Dans son numéro 178 du 10 mars 2005, La lettre du gouvernement trompe, de façon éhontée, ses lecteurs en affirmant sous le titre .Révision de la Constitution française : les principales évolutions :« L'article 2 ajoute un article 88-5 (sic) afin que les projets de loi autorisant la ratification des traités soient obligatoirement soumis à référendum. »
Le commentaire qui suit cette disposition est : « Grâce à cette révision, les Français seront consultés avant toute nouvelle adhésion d'un Etat à l'Union Européenne. CE SERA LE CAS POUR LA TURQUIE. » (les majuscules sont de nous).
Lorsque l'on est curieux de nature, on se réfère au texte et l'on s'aperçoit que l'article 2a baptisé article 88-5 ce qui est, en réalité, l'article 88-7.
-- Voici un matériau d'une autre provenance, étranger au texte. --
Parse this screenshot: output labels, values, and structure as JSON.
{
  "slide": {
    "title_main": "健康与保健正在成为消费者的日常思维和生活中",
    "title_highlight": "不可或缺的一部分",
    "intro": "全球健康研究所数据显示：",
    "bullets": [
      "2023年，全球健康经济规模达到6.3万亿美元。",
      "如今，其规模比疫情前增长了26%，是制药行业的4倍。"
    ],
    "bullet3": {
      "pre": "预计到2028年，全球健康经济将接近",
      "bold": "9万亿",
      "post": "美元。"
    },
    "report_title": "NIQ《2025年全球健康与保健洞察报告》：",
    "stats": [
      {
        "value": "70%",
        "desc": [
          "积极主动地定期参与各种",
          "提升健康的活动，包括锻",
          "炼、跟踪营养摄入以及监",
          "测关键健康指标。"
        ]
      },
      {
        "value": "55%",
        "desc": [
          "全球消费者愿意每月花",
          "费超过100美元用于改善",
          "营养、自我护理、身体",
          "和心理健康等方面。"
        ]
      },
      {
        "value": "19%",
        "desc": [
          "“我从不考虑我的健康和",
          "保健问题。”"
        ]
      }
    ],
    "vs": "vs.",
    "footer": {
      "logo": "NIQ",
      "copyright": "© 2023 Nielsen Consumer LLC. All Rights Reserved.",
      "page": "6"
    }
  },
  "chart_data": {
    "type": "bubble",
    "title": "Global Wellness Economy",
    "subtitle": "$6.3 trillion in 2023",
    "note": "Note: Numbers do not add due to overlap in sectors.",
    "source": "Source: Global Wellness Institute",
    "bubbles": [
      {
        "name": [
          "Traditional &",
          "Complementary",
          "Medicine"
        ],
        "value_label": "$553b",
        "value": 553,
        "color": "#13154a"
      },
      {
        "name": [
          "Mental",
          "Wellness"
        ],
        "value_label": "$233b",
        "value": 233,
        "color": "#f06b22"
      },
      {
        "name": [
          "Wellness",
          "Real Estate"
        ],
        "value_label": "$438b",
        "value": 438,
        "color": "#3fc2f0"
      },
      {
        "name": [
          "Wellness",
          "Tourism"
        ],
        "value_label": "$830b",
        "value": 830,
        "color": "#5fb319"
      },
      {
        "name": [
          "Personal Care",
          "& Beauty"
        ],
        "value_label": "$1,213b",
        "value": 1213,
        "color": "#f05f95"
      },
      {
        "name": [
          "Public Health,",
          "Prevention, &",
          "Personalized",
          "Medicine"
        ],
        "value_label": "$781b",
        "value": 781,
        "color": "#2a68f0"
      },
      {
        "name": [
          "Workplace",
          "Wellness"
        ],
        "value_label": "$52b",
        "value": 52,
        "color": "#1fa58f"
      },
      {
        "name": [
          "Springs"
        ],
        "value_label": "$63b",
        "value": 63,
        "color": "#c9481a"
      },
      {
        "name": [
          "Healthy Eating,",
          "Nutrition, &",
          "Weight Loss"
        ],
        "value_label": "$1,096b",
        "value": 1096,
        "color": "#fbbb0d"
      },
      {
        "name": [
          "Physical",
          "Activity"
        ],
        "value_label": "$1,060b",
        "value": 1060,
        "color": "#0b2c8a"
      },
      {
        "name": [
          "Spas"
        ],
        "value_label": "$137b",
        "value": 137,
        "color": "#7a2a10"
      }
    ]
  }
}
Ce «5» à «7» curieux dénote, soit une improvisation regrettable, soit un excès de précipitation. Et ce sont 730 ahuris qui ont voté cette stupidité. Les 66 qui ont voté contre ne l'ont pas fait pour cela. Quant aux 96 abstentionnistes, il se peut que n'ayant rien compris au texte, ils aient préféré ne rien dire.
L'article 3 relatif au titre XV de la Constitution rétablit les faits et l'article 88-5 dit tout autre chose que ce que les signataires du texte lui ont fait dire à l'article 2. Quant à l'article 88-7 il correspond bien au texte baptisé article 88-5 à l'article 2. Pourquoi des rédacteurs aussi éminents que MM. Jacques Chirac, Jean-Pierre Raffarin, Dominique Perben, Michel Barnier, Henri Cuq et Mme Claudie Haignere auraient-ils commis une telle bévue sauf à vouloir tromper le lecteur par la confusion des textes.
Ce ne serait pas la première fois que le menteur multirécidiviste de l'Elysée et le maquignon de Matignon auraient magouillé pour tripatouiller un texte comme ils l'ont si souvent fait pour la loi électorale. Ici l'embrouille est de taille et il faut aller jusqu'à l'article 4 de la loi constitutionnelle pour en avoir la révélation.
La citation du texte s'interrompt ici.